Surface enhancement can be equivalently discussed on the basis of surface parameters, such as RMS roughness (R q) and surface area ratio (SAR) as represented in Fig. 10g, h. As the surface consists of Ag NPs, whose dimensions are gradually increased with the added initial film thickness, the magnitude of R q also consistently increased. However, the SAR value increases up to 40 nm due to the formation of round dome NPs with the enhanced dimension and gradually decreased for higher thickness from 30 to 100 nm. The R q and SAR values are summarized in Table S1. The elemental characterization by EDS spectra as shown in Fig. S9, indicates the significantly low counts of Ag Lα1 due to the Ag sublimation at 750 °C. For a comparison with 200 nm sample, at 550 °C the Ag Lα1 count is ~14,494, whereas at 750 °C the count is ~2028. Similarly, for other corresponding samples at 750 °C, the Ag Lα1 counts are significantly lower than that of 550 °C due to sublimation.

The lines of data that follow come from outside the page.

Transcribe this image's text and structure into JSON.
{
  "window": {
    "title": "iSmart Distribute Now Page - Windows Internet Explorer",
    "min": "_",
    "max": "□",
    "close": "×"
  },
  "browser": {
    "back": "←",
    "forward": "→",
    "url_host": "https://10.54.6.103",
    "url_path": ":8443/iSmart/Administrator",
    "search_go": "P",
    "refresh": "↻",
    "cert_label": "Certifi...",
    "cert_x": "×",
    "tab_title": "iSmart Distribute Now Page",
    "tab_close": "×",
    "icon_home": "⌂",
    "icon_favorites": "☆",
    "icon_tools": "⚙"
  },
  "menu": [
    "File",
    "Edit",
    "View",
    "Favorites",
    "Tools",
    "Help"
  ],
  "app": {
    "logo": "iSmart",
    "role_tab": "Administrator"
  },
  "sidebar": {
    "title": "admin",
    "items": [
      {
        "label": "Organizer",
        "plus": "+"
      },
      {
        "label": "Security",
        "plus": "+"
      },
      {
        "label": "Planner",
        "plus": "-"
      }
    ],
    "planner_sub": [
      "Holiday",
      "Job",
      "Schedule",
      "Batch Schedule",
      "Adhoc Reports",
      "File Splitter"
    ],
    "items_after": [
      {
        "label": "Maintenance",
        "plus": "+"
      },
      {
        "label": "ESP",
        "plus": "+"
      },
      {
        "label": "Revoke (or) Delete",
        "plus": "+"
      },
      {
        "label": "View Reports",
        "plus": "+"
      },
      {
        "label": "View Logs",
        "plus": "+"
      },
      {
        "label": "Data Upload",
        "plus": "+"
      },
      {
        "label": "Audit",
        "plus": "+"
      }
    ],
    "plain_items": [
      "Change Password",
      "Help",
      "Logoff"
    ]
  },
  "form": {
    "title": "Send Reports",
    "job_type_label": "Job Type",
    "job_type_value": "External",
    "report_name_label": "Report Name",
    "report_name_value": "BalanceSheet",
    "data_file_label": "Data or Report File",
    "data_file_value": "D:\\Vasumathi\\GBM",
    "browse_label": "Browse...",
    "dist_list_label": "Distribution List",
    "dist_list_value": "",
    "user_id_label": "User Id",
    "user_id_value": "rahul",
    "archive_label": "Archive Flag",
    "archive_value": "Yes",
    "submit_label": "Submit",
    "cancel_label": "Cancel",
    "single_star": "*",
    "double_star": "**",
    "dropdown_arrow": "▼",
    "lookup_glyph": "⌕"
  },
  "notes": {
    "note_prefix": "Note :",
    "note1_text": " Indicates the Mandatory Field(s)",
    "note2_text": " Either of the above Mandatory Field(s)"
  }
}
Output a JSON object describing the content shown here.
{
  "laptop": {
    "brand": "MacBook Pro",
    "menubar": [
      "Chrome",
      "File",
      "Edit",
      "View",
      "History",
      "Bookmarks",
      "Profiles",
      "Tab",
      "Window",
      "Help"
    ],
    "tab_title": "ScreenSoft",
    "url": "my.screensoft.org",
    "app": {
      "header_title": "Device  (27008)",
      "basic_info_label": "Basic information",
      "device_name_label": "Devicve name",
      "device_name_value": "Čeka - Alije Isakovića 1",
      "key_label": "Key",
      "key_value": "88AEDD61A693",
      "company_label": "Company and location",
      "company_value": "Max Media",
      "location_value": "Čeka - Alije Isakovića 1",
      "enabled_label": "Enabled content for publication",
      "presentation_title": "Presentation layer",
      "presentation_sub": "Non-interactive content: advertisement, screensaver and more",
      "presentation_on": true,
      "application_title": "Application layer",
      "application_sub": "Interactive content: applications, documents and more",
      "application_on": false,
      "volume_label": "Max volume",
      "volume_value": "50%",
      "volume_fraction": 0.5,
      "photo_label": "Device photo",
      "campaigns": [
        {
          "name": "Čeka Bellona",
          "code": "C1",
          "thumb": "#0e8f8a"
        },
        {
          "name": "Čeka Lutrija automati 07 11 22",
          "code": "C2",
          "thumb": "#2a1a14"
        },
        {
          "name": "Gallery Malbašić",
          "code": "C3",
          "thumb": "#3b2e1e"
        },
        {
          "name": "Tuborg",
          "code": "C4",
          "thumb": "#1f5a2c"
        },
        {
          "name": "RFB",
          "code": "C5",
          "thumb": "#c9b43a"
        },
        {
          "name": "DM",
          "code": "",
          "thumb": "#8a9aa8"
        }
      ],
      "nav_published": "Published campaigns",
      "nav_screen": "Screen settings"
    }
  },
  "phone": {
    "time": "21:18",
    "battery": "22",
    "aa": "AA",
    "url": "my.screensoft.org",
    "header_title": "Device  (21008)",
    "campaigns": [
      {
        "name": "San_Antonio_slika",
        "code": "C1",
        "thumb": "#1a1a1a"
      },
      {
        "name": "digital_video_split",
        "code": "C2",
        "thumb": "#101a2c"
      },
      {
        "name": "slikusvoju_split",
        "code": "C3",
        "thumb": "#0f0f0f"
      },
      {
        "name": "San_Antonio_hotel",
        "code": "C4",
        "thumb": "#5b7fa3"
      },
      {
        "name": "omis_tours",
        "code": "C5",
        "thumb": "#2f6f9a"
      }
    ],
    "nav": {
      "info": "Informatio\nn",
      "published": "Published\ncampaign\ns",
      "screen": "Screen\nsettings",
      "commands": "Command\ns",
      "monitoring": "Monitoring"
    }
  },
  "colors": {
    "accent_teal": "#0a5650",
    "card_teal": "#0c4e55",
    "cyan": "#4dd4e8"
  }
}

From the optical characterization by the Raman spectra shown in Fig. 11, the intensity up to 20 nm is comparable to the bare sapphire as the Ag is sublimated at 750 °C of annealing and only tiny NPs remain on the substrate with negligible surface coverage. When the deposition thickness is increased from 30 to 200 nm, as clearly observed in the AMF top-views in Fig. 8f–l, the formation of widely spaced round and merged NPs is fabricated, which result in the higher surface coverage and hence the Raman intensity is significantly decreased. The full range Raman spectra are presented in Fig. S10. Moreover, from the reflectance spectra shown in Fig. 12, the reflectivity behavior is also significantly changed as compared to the 550 °C set. As shown in Fig. 12a, the reflectivity between 2 and 20 nm is recorded lower than the bare sapphire (0001), which can be due to the antireflective nature of the tiny NPs [48]. After the deposition of 30, 40, and 60 nm, with the formation of widely spaced round Ag NPs, the peaks in the reflectance spectra were observed and gradually red-shifted from shorter to longer wavelength along with the increased NP size as shown in Fig. 12b. When the initial film thickness increases from 80 to 200 nm, the reflectance is slightly reduced as shown in Fig. 12c. As discussed earlier, the overall change in the reflectance spectra and shift can be the consequence of different parameters such as shape, size, and configuration as well as the average surface coverage of Ag NPs.

Fig. 11
figure 11

Raman spectra of the samples with various Ag nanostructures fabricated at 750 °C for 180 s. a Spectral range between 380 and 460 cm−1 and the A 1(g) phonon mode at 416.4 cm−1. b–d Summary plot of peak intensity, peak shift, and FWHM with respect to the deposition amount

Fig. 12
figure 12

Reflectance of samples as a function of the Ag deposition amount annealed at 750 °C for 180 s. Reflectance spectra: a 2–20, b 30–60, and c 80–200 nm. d Average reflectance with respect to the deposition amount


In summary, we demonstrate various configurations of Ag nanostructures on sapphire (0001) including NPs, irregular nanoclusters, and nanoclusters network formed at different annealing conditions and dependent on the variable thickness of Ag thin film. Based on the control of initial film thickness between 2 and 200 nm at 500 °C of annealing, three distinctive growth regimes of Ag nanostructures were observed: Specifically, the tiny to the enlarged dome-shaped Ag NPs between 2 and 20 nm, the merged and irregular nanoclusters between 30 and 60 nm, and the Ag nanoclusters network between 80 and 200 nm. The evolution of Ag nanostructures is symmetrically analyzed on the basis of surface diffusion, Volmer–Weber growth model, coalescence, and surface energy minimization mechanisms. The identical range of film deposition range was studied at higher annealing temperature (750 °C), which shows distinctive evolution of Ag nanostructures as a result of thickness-dependent characteristics of dewetting phenomena as well as the significant sublimation of Ag. Furthermore, the morphology dependence optical properties of Ag nanostructures were probed by the Raman and reflectance spectra analysis.